The retreat offers space for those reconnections to begin; through education, reflection, and community.

Participants are encouraged not only to learn new information but also to reflect on their personal experiences with their bodies, often for the first time in years.

The Beginning of a Larger Movement

For Nadia and Anastasha, Sunrise & Stillness represents the beginning of something larger than a single gathering.

“My vision is for Sunrise & Stillness to become an annual gathering for generations to come,” Nadia says. “Bringing together education, culture, and community to empower women through knowledge and connection.”

The retreat is also connected to Nadia’s nonprofit work through The Pelvic Health and Healing Institute, which focuses on expanding pelvic health education and access to care, as well as Anastasha’s wellness initiatives through Balm and Body and Sugar Town Organics.

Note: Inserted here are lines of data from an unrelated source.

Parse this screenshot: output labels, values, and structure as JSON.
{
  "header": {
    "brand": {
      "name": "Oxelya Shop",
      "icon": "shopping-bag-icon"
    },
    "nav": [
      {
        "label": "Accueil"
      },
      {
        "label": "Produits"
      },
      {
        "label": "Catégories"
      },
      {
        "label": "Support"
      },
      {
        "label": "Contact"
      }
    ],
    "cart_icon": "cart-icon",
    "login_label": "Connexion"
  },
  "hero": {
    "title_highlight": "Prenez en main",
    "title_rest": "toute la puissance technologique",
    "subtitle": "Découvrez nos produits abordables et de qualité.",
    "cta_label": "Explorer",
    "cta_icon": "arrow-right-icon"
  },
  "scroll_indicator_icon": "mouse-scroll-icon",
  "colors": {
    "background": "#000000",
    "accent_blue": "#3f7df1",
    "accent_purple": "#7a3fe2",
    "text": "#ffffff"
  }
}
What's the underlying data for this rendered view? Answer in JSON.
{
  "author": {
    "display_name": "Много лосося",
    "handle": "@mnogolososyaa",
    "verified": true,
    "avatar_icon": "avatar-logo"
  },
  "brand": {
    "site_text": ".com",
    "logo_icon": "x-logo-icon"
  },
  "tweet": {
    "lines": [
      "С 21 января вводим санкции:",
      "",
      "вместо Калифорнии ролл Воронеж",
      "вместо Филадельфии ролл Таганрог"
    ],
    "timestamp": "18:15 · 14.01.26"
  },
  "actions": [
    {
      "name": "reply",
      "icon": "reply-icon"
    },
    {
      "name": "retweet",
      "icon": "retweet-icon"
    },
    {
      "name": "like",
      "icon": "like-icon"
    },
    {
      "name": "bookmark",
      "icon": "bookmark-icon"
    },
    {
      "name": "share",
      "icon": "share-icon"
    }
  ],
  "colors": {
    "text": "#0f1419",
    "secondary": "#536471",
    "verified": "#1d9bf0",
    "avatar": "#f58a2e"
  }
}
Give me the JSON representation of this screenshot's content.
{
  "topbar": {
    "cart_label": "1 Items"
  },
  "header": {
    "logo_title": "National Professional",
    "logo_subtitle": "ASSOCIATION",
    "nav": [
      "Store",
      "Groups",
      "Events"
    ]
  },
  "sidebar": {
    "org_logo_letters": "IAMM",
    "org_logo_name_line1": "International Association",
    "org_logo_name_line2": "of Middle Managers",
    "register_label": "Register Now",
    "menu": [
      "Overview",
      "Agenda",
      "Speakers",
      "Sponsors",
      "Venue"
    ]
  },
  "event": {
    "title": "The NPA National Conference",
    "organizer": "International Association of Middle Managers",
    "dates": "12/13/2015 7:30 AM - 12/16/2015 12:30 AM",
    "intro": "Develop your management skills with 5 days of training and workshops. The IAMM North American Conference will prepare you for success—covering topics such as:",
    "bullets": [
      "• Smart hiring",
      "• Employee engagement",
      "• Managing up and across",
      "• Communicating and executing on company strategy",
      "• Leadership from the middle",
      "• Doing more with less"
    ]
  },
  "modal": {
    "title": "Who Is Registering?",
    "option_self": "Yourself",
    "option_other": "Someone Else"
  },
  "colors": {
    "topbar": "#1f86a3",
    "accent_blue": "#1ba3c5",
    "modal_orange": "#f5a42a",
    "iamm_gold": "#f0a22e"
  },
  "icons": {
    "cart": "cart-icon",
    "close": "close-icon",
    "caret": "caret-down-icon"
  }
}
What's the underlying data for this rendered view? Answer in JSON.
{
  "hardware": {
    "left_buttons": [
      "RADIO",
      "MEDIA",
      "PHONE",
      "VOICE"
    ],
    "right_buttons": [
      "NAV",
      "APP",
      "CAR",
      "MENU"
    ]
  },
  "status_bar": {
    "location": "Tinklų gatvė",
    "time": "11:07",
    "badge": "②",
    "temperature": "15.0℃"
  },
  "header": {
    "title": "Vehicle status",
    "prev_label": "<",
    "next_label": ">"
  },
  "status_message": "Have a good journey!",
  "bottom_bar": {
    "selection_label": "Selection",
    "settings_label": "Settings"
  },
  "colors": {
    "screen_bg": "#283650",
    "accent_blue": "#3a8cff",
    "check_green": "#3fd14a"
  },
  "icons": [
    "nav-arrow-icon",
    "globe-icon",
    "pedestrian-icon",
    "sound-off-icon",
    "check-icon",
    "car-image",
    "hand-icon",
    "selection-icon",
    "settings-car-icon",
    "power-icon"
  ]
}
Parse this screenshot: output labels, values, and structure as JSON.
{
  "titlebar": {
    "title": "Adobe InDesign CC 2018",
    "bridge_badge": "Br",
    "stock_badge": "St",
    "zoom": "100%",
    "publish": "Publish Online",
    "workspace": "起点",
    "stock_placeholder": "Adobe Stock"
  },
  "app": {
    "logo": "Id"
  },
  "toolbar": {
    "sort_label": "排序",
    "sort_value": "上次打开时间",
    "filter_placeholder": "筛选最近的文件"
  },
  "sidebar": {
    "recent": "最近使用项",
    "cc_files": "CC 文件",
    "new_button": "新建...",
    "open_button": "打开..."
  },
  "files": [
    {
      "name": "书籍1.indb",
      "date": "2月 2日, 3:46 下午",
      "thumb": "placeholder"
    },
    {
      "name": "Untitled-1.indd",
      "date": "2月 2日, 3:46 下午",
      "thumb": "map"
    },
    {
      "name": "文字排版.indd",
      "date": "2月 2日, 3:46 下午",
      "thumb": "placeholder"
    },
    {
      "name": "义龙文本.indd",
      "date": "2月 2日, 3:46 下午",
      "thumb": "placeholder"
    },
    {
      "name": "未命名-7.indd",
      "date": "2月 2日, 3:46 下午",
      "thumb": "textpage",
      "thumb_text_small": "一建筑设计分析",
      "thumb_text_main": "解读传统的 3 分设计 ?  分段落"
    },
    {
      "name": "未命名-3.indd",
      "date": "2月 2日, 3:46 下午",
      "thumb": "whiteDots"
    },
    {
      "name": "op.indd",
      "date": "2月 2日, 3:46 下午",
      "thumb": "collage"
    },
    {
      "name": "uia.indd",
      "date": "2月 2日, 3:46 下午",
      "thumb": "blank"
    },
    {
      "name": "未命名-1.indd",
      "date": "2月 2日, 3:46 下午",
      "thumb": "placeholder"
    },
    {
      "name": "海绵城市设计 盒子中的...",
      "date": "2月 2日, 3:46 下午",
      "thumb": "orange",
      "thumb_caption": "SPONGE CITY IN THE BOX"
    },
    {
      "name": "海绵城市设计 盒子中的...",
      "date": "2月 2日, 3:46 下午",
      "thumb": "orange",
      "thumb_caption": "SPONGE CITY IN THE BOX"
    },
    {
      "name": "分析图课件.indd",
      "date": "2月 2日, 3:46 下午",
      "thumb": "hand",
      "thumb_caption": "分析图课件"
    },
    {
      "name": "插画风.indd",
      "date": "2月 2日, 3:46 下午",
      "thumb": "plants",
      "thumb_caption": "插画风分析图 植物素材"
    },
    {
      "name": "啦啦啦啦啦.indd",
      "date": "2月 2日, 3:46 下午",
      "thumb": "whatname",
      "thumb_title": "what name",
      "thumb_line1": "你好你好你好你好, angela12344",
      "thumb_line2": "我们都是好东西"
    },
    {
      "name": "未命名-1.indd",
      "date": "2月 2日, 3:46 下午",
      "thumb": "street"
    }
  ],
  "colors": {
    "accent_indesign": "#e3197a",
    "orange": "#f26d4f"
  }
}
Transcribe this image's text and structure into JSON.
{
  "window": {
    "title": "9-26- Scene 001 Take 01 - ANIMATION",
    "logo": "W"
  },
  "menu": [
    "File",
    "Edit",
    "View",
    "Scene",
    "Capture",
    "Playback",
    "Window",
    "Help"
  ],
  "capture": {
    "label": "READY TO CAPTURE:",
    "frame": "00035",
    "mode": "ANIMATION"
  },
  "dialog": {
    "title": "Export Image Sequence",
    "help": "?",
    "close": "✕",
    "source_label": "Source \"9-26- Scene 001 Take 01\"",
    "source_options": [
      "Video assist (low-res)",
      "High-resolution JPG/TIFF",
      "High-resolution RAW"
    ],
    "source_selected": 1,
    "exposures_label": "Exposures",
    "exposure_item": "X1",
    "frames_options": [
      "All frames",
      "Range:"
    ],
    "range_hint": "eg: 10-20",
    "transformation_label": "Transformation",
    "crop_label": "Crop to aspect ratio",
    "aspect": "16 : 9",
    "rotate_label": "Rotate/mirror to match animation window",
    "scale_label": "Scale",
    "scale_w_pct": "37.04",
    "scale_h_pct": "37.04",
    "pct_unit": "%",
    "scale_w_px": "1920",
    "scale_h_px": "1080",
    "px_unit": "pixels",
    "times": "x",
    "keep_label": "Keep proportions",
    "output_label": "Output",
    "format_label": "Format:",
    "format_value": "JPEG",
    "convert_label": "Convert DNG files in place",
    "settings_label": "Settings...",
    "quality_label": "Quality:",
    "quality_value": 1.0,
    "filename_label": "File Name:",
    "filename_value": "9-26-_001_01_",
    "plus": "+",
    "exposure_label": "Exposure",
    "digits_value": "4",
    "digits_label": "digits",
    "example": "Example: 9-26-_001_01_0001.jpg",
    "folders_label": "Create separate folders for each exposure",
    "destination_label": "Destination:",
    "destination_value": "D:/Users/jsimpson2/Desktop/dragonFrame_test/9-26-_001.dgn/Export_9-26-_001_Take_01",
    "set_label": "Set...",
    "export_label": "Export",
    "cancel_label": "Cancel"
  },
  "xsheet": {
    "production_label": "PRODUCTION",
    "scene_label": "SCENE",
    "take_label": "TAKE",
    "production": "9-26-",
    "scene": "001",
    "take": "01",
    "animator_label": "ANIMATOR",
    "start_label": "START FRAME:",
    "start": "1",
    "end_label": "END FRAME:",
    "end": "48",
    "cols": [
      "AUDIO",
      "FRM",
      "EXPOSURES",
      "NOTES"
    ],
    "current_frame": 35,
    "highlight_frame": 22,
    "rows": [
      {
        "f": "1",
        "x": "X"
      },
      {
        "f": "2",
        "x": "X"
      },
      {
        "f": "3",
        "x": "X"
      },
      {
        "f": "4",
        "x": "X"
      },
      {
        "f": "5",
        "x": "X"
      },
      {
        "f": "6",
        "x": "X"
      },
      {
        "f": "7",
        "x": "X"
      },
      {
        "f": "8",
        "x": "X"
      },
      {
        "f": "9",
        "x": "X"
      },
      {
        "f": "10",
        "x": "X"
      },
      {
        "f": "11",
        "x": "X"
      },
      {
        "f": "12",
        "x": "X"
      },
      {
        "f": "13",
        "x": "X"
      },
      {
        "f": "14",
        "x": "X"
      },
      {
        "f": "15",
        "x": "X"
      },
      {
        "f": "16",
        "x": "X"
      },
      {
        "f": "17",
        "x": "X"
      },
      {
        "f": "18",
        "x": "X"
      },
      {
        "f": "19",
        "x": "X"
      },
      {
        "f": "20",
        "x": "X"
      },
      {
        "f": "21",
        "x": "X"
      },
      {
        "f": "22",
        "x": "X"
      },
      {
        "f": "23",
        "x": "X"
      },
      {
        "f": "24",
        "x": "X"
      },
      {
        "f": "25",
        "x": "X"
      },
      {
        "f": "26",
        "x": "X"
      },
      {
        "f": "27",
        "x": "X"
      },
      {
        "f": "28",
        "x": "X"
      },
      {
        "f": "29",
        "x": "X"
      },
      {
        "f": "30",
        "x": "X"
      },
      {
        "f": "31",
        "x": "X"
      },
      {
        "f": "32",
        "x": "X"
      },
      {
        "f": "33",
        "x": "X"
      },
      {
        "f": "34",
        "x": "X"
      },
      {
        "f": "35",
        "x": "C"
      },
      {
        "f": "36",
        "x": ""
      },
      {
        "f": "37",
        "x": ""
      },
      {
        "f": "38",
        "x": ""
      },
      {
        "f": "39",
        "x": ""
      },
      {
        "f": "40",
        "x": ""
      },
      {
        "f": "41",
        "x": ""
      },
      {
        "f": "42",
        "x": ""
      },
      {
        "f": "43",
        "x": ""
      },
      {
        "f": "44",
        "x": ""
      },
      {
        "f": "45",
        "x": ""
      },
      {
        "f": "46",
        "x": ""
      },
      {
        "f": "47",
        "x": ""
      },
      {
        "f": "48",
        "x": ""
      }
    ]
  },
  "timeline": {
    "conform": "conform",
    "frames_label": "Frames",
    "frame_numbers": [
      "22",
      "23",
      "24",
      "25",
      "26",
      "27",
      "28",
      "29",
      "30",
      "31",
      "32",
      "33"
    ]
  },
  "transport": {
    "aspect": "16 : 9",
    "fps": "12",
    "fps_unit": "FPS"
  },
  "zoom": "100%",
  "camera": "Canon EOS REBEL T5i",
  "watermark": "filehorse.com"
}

Together, the founders see Sunrise & Stillness as part of a growing movement in which Caribbean women are reclaiming conversations about their health and redefining what wellness can look like within their own cultural context.

“The biggest transformation I hope for is awareness,” Nadia says.

“Not every woman will leave with all the answers, but we hope they leave with a deeper understanding of their bodies and the confidence to continue exploring their health.”

For many women, that awareness can be transformative.

“I want women to realize that their bodies are not broken,” she says. “Many of the symptoms they experience have explanations and solutions.”

Sunrise & Stillness takes place April 3–5, 2026 in St. Kitts.